Tolgay Arslan, Türkiye’de 5.5 yıl futbol oynadıktan sonra Beşiktaş ve Fenerbahçe formalarını giyerek 3 sezon İtalya Serie A Ligi’nde Udinese’de oynadıktan sonra Avustralya’nın Melbourne City takımına transfer olmuştu. Melbourne’de yaşadığı hayat değişimiyle birlikte adeta yıldız bir golcüye dönüşen Tolgay, 27 maçta 19 gol (ligde 13) ve 7 asistle kariyer sezonunu yaşamıştı. Avustralya’nın Melbourne şehrinde neredeyse 15.000 kilometre uzakta olan Tolgay, FANATİK ile yaptığı röportajda Avustralya’daki yaşamı, Türk futbolundaki durum ve kendi kariyeri hakkında paylaşımlarda bulundu.
Melbourne’de oynadığı futbolda uzun süredir 6 numara pozisyonunda oynayan Tolgay, artık forvete daha yakın bir 10 numara gibi hissettiğini dile getirdi. Avustralya’da futbolun daha gel-gitli bir tempo da oynandığını belirten Tolgay, takımın ve hocanın kendisine duyduğu güvenin performansına olumlu yansıdığını söyledi. Türk futbolunu takip ettiğini ve ülkedeki kaos ortamının son bulmasını umut ettiğini ifade eden Tolgay, Avustralya futbolunun daha çok ragbiye benzeyen bir spor olduğunu ve bu sporun dünyanın en iyi atletlerine sahip olduğunu belirtti.
Tolgay, Türk futbolundaki hakem sorununa da değinerek, Türkiye’de kaybeden takımların sıkça hakemlere yüklenmesinin diğer ülkelerde olmadığını vurguladı. Ayrıca Süper Lig’in rekabetçi bir lig olmasına rağmen kaosun lige ciddiye alınmamaya sebep olduğunu söyledi.

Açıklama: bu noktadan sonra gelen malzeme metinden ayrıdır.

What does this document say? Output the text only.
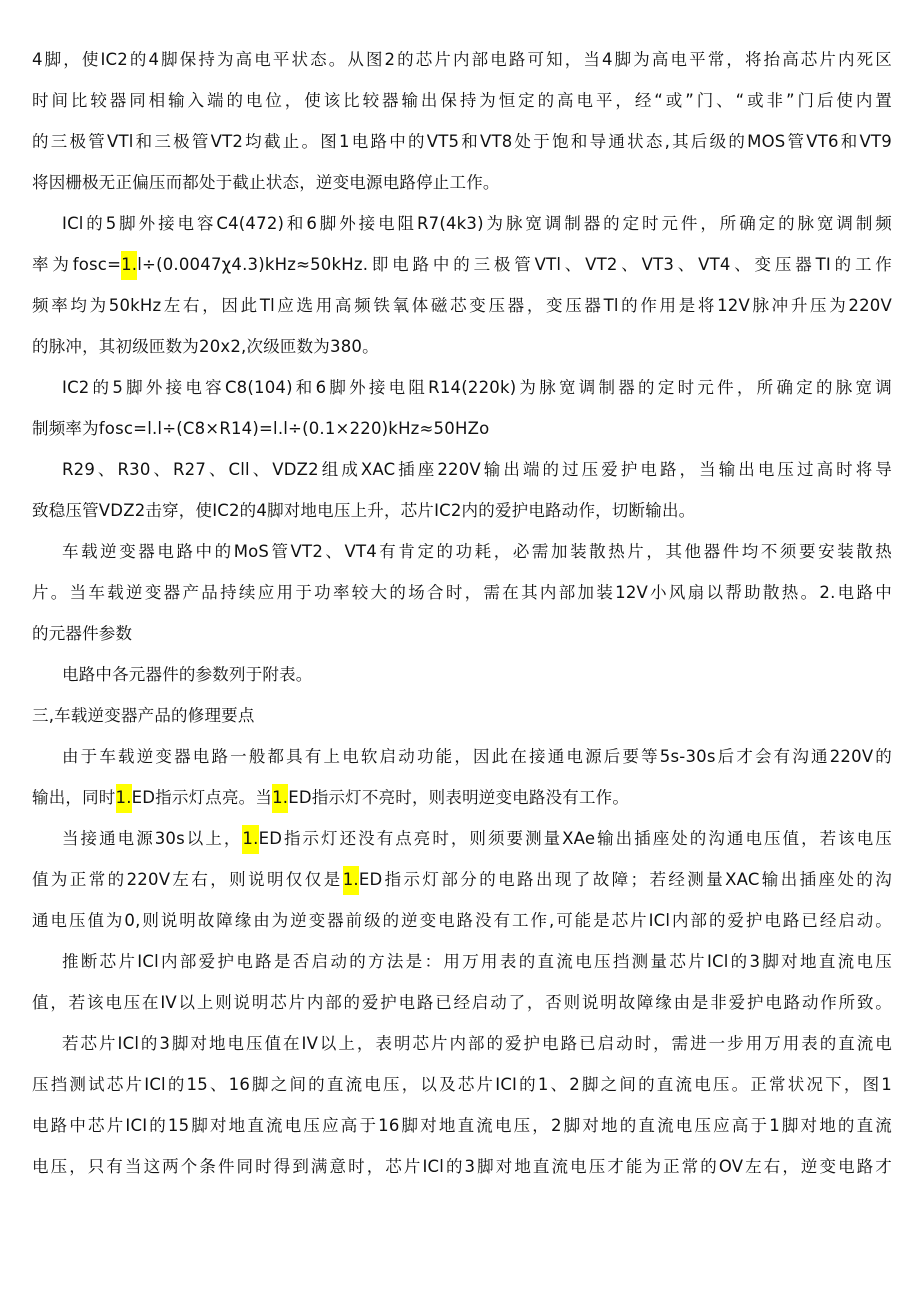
4脚，使IC2的4脚保持为高电平状态。从图2的芯片内部电路可知，当4脚为高电平常，将抬高芯片内死区
时间比较器同相输入端的电位，使该比较器输出保持为恒定的高电平，经“或”门、“或非”门后使内置
的三极管VTl和三极管VT2均截止。图1电路中的VT5和VT8处于饱和导通状态,其后级的MOS管VT6和VT9
将因栅极无正偏压而都处于截止状态，逆变电源电路停止工作。
ICl的5脚外接电容C4(472)和6脚外接电阻R7(4k3)为脉宽调制器的定时元件，所确定的脉宽调制频
率为fosc=1.l÷(0.0047χ4.3)kHz≈50kHz.即电路中的三极管VTl、VT2、VT3、VT4、变压器TI的工作
频率均为50kHz左右，因此Tl应选用高频铁氧体磁芯变压器，变压器Tl的作用是将12V脉冲升压为220V
的脉冲，其初级匝数为20x2,次级匝数为380。
IC2的5脚外接电容C8(104)和6脚外接电阻R14(220k)为脉宽调制器的定时元件，所确定的脉宽调
制频率为fosc=l.l÷(C8×R14)=l.l÷(0.1×220)kHz≈50HZo
R29、R30、R27、Cll、VDZ2组成XAC插座220V输出端的过压爱护电路，当输出电压过高时将导
致稳压管VDZ2击穿，使IC2的4脚对地电压上升，芯片IC2内的爱护电路动作，切断输出。
车载逆变器电路中的MoS管VT2、VT4有肯定的功耗，必需加装散热片，其他器件均不须要安装散热
片。当车载逆变器产品持续应用于功率较大的场合时，需在其内部加装12V小风扇以帮助散热。2.电路中
的元器件参数
电路中各元器件的参数列于附表。
三,车载逆变器产品的修理要点
由于车载逆变器电路一般都具有上电软启动功能，因此在接通电源后要等5s-30s后才会有沟通220V的
输出，同时1.ED指示灯点亮。当1.ED指示灯不亮时，则表明逆变电路没有工作。
当接通电源30s以上，1.ED指示灯还没有点亮时，则须要测量XAe输出插座处的沟通电压值，若该电压
值为正常的220V左右，则说明仅仅是1.ED指示灯部分的电路出现了故障；若经测量XAC输出插座处的沟
通电压值为0,则说明故障缘由为逆变器前级的逆变电路没有工作,可能是芯片ICl内部的爱护电路已经启动。
推断芯片ICl内部爱护电路是否启动的方法是：用万用表的直流电压挡测量芯片ICl的3脚对地直流电压
值，若该电压在IV以上则说明芯片内部的爱护电路已经启动了，否则说明故障缘由是非爱护电路动作所致。
若芯片ICl的3脚对地电压值在IV以上，表明芯片内部的爱护电路已启动时，需进一步用万用表的直流电
压挡测试芯片ICl的15、16脚之间的直流电压，以及芯片ICI的1、2脚之间的直流电压。正常状况下，图1
电路中芯片ICI的15脚对地直流电压应高于16脚对地直流电压，2脚对地的直流电压应高于1脚对地的直流
电压，只有当这两个条件同时得到满意时，芯片ICl的3脚对地直流电压才能为正常的OV左右，逆变电路才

Yabancı futbolcuların ve yabancı hakemlerin sürekli eleştiri konusu olmasının Türk futbolunu olumsuz yönde etkilediğini dile getirdi.
Tolgay, Türk futbolunda yaşanan değişimlere ve takımların performanslarına da değindi. Fenerbahçe’nin sezon sonunda kadroda büyük değişiklikler yapmasıyla Galatasaray’ın daha istikrarlı bir yol izlediğini belirtti. Genellikle Türk futbolunda yabancı oyunculara daha çok önem verildiğini ve maç kaybedildiğinde Türk oyuncuların hedef haline geldiğini ifade etti.
Son olarak, Tolgay ailesinin Avustralya’da mutlu olduğunu ve çocuklarının eğitimine devlet okulunda devam ettiğini söyledi. Melbourne’de kendilerini güvende hissettiklerini ve komşularının yardımseverliğinden ve saygısından etkilenerek keyifli bir yaşam sürdürdüklerini belirtti.